Excerpts from Jim Conrad's
Naturalist Newsletter

from the December 14, 2018 Newsletter with notes from a camping trip into Chiapas, the southermost state of MÉXICO
PEARL ANTHURIUM

Last October 3rd when I was camping near Palenque Ruins in Chiapas, at the woods edge a vine dangled from branches of a tall tree, as seen below:

Pearl Anthurium, ANTHURIUM SCANDANS

The dangling cluster of waxy looking, pea-sized items at the image's right is what had caught my eye. Searching along the stem for other such clusters I found none, but in the above picture you can see several slender spikelike things issuing from the stem's leaf axils. One of them is shown close-up below:

Pearl Anthurium, ANTHURIUM SCANDANS, spike

Seeing that, I knew we had an aroid, a member of the big, mostly tropical Arum Family, the Araceae. If you know North America's famous spring wildflower Jack-in-the-Pulpit, in the above picture you'll recognize the white colored Jack, though his "pulpit," or spathe, instead of mostly folding around and over him, directs back toward the stem. So, what kind of aroid is this?
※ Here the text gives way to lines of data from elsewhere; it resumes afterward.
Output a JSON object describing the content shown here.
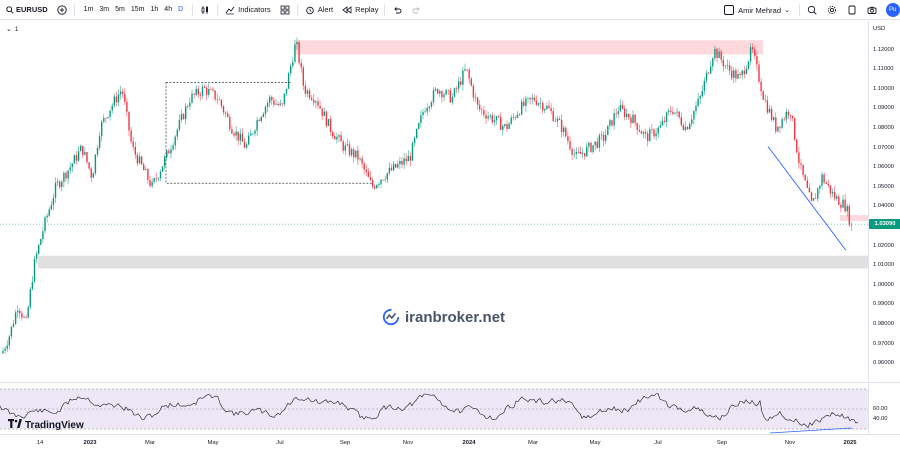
{
  "toolbar": {
    "symbol": "EURUSD",
    "timeframes": [
      "1m",
      "3m",
      "5m",
      "15m",
      "1h",
      "4h",
      "D"
    ],
    "active_timeframe": "D",
    "indicators_label": "Indicators",
    "alert_label": "Alert",
    "replay_label": "Replay",
    "user_name": "Amir Mehrad",
    "publish_label": "Pu"
  },
  "chart": {
    "indicator_count": "1",
    "currency": "USD",
    "price_labels": [
      "1.12000",
      "1.11000",
      "1.10000",
      "1.09000",
      "1.08000",
      "1.07000",
      "1.06000",
      "1.05000",
      "1.04000",
      "1.02000",
      "1.01000",
      "1.00000",
      "0.99000",
      "0.98000",
      "0.97000",
      "0.96000"
    ],
    "last_price": "1.03090",
    "watermark_text": "iranbroker.net",
    "logo_text": "TradingView"
  },
  "rsi": {
    "labels": [
      "60.00",
      "40.00"
    ]
  },
  "time_axis": {
    "labels": [
      {
        "text": "14",
        "bold": false
      },
      {
        "text": "2023",
        "bold": true
      },
      {
        "text": "Mar",
        "bold": false
      },
      {
        "text": "May",
        "bold": false
      },
      {
        "text": "Jul",
        "bold": false
      },
      {
        "text": "Sep",
        "bold": false
      },
      {
        "text": "Nov",
        "bold": false
      },
      {
        "text": "2024",
        "bold": true
      },
      {
        "text": "Mar",
        "bold": false
      },
      {
        "text": "May",
        "bold": false
      },
      {
        "text": "Jul",
        "bold": false
      },
      {
        "text": "Sep",
        "bold": false
      },
      {
        "text": "Nov",
        "bold": false
      },
      {
        "text": "2025",
        "bold": true
      }
    ]
  },
  "colors": {
    "up": "#089981",
    "down": "#f23645",
    "resistance_zone": "#fdd8dc",
    "support_zone": "#e0e0e0",
    "trendline": "#2962ff",
    "rsi_band": "#ede7f6"
  }
}
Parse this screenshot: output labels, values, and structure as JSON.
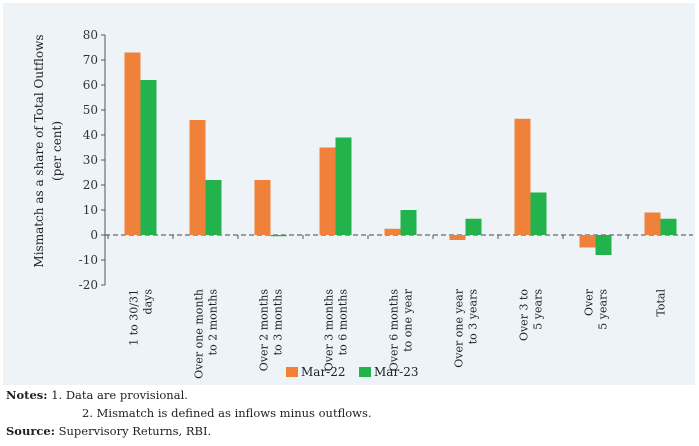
{
  "chart_data": {
    "type": "bar",
    "ylabel_line1": "Mismatch as a share of Total Outflows",
    "ylabel_line2": "(per cent)",
    "ylim": [
      -20,
      80
    ],
    "yticks": [
      80,
      70,
      60,
      50,
      40,
      30,
      20,
      10,
      0,
      -10,
      -20
    ],
    "ytick_labels": [
      "80",
      "70",
      "60",
      "50",
      "40",
      "30",
      "20",
      "10",
      "0",
      "-10",
      "-20"
    ],
    "categories": [
      [
        "1 to 30/31",
        "days"
      ],
      [
        "Over one month",
        "to 2 months"
      ],
      [
        "Over 2 months",
        "to 3 months"
      ],
      [
        "Over 3 months",
        "to 6 months"
      ],
      [
        "Over 6 months",
        "to one year"
      ],
      [
        "Over one year",
        "to 3 years"
      ],
      [
        "Over 3 to",
        "5 years"
      ],
      [
        "Over",
        "5 years"
      ],
      [
        "Total"
      ]
    ],
    "series": [
      {
        "name": "Mar-22",
        "color": "#f0813a",
        "values": [
          73,
          46,
          22,
          35,
          2.5,
          -2,
          46.5,
          -5,
          9
        ]
      },
      {
        "name": "Mar-23",
        "color": "#22b34c",
        "values": [
          62,
          22,
          -0.5,
          39,
          10,
          6.5,
          17,
          -8,
          6.5
        ]
      }
    ],
    "legend_position": "bottom-center",
    "grid": false
  },
  "notes": {
    "label": "Notes:",
    "line1": "1. Data are provisional.",
    "line2": "2. Mismatch is defined as inflows minus outflows."
  },
  "source": {
    "label": "Source:",
    "text": "Supervisory Returns, RBI."
  }
}
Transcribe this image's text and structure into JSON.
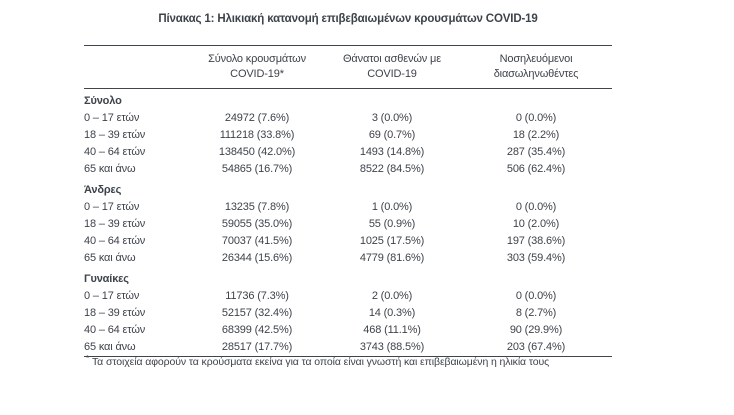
{
  "title": "Πίνακας 1: Ηλικιακή κατανομή επιβεβαιωμένων κρουσμάτων COVID-19",
  "table": {
    "header": {
      "cols": [
        {
          "line1": "Σύνολο κρουσμάτων",
          "line2": "COVID-19*"
        },
        {
          "line1": "Θάνατοι ασθενών με",
          "line2": "COVID-19"
        },
        {
          "line1": "Νοσηλευόμενοι",
          "line2": "διασωληνωθέντες"
        }
      ]
    },
    "sections": [
      {
        "label": "Σύνολο",
        "rows": [
          {
            "label": "0 – 17 ετών",
            "cells": [
              "24972 (7.6%)",
              "3 (0.0%)",
              "0 (0.0%)"
            ]
          },
          {
            "label": "18 – 39 ετών",
            "cells": [
              "111218 (33.8%)",
              "69 (0.7%)",
              "18 (2.2%)"
            ]
          },
          {
            "label": "40 – 64 ετών",
            "cells": [
              "138450 (42.0%)",
              "1493 (14.8%)",
              "287 (35.4%)"
            ]
          },
          {
            "label": "65 και άνω",
            "cells": [
              "54865 (16.7%)",
              "8522 (84.5%)",
              "506 (62.4%)"
            ]
          }
        ]
      },
      {
        "label": "Άνδρες",
        "rows": [
          {
            "label": "0 – 17 ετών",
            "cells": [
              "13235 (7.8%)",
              "1 (0.0%)",
              "0 (0.0%)"
            ]
          },
          {
            "label": "18 – 39 ετών",
            "cells": [
              "59055 (35.0%)",
              "55 (0.9%)",
              "10 (2.0%)"
            ]
          },
          {
            "label": "40 – 64 ετών",
            "cells": [
              "70037 (41.5%)",
              "1025 (17.5%)",
              "197 (38.6%)"
            ]
          },
          {
            "label": "65 και άνω",
            "cells": [
              "26344 (15.6%)",
              "4779 (81.6%)",
              "303 (59.4%)"
            ]
          }
        ]
      },
      {
        "label": "Γυναίκες",
        "rows": [
          {
            "label": "0 – 17 ετών",
            "cells": [
              "11736 (7.3%)",
              "2 (0.0%)",
              "0 (0.0%)"
            ]
          },
          {
            "label": "18 – 39 ετών",
            "cells": [
              "52157 (32.4%)",
              "14 (0.3%)",
              "8 (2.7%)"
            ]
          },
          {
            "label": "40 – 64 ετών",
            "cells": [
              "68399 (42.5%)",
              "468 (11.1%)",
              "90 (29.9%)"
            ]
          },
          {
            "label": "65 και άνω",
            "cells": [
              "28517 (17.7%)",
              "3743 (88.5%)",
              "203 (67.4%)"
            ]
          }
        ]
      }
    ]
  },
  "footnote": {
    "marker": "*",
    "text": "Τα στοιχεία αφορούν τα κρούσματα εκείνα για τα οποία είναι γνωστή και επιβεβαιωμένη η ηλικία τους"
  },
  "colors": {
    "text": "#3d434b",
    "rule": "#3f454d",
    "background": "#ffffff"
  }
}
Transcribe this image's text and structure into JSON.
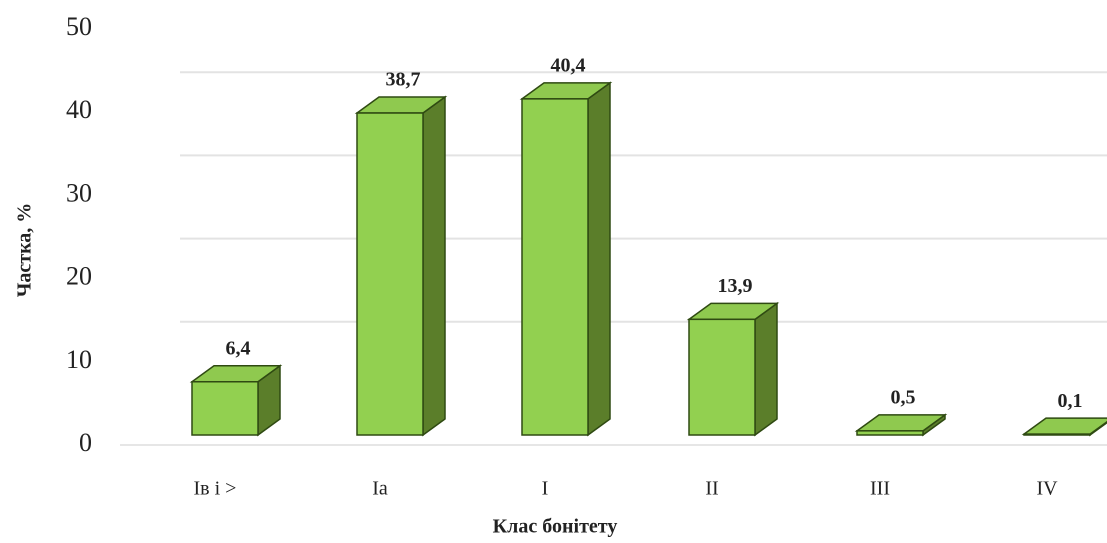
{
  "chart_data": {
    "type": "bar3d",
    "categories": [
      "Iв і >",
      "Ia",
      "I",
      "II",
      "III",
      "IV"
    ],
    "values": [
      6.4,
      38.7,
      40.4,
      13.9,
      0.5,
      0.1
    ],
    "value_labels": [
      "6,4",
      "38,7",
      "40,4",
      "13,9",
      "0,5",
      "0,1"
    ],
    "color": "#92d050",
    "ylim": [
      0,
      50
    ],
    "yticks": [
      0,
      10,
      20,
      30,
      40,
      50
    ],
    "grid": true,
    "xlabel": "Клас бонітету",
    "ylabel": "Частка, %"
  }
}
Mostly by noting that the leaves did not issue milky sap when torn at the edges, that the venation was netted, and that the spathe was backward-pointing, it became clear that this was a member of the big genus Anthurium. Our plant shares some features with another big aroid genus, Philodendron, except that the veins in philodendron species parallel one another, any secondary veins not curving to meet one another, while in Anthurium they do, and so are "netted."

Knowing that we had an Anthurium producing clusters of pearly fruits, it was easy to determine that we had ANTHURIUM SCANDANS, distributed from Mexico south to Venezuela in northern South America. Two subspecies are recognized, and ours is the typical one, Anthurium scandens ssp. scandens. One English name it goes by is Pearl Anthurium. Its clusters of white fruits are pretty enough to cause the species to be planted in tropical gardens.

Last week we profiled the Mistletoe Cactus that at this same time was issuing white, pea-sized, waxy-looking fruits similar to these, though those fruits appeared at the ends of dangling stems. I wonder whether these two unrelated species might have undergone convergent evolution? Maybe at first they each independently evolved small, white fruits because for certain fruit-eating, seed dispersing animals such fruits are easy to see and easy to eat. Over time, both species may have further evolved their fruits to the same pea-size dimension, helping one another teach their commonly held fruit-eaters that these pea-sized white fruits were good. Just a guess, but probably a good one.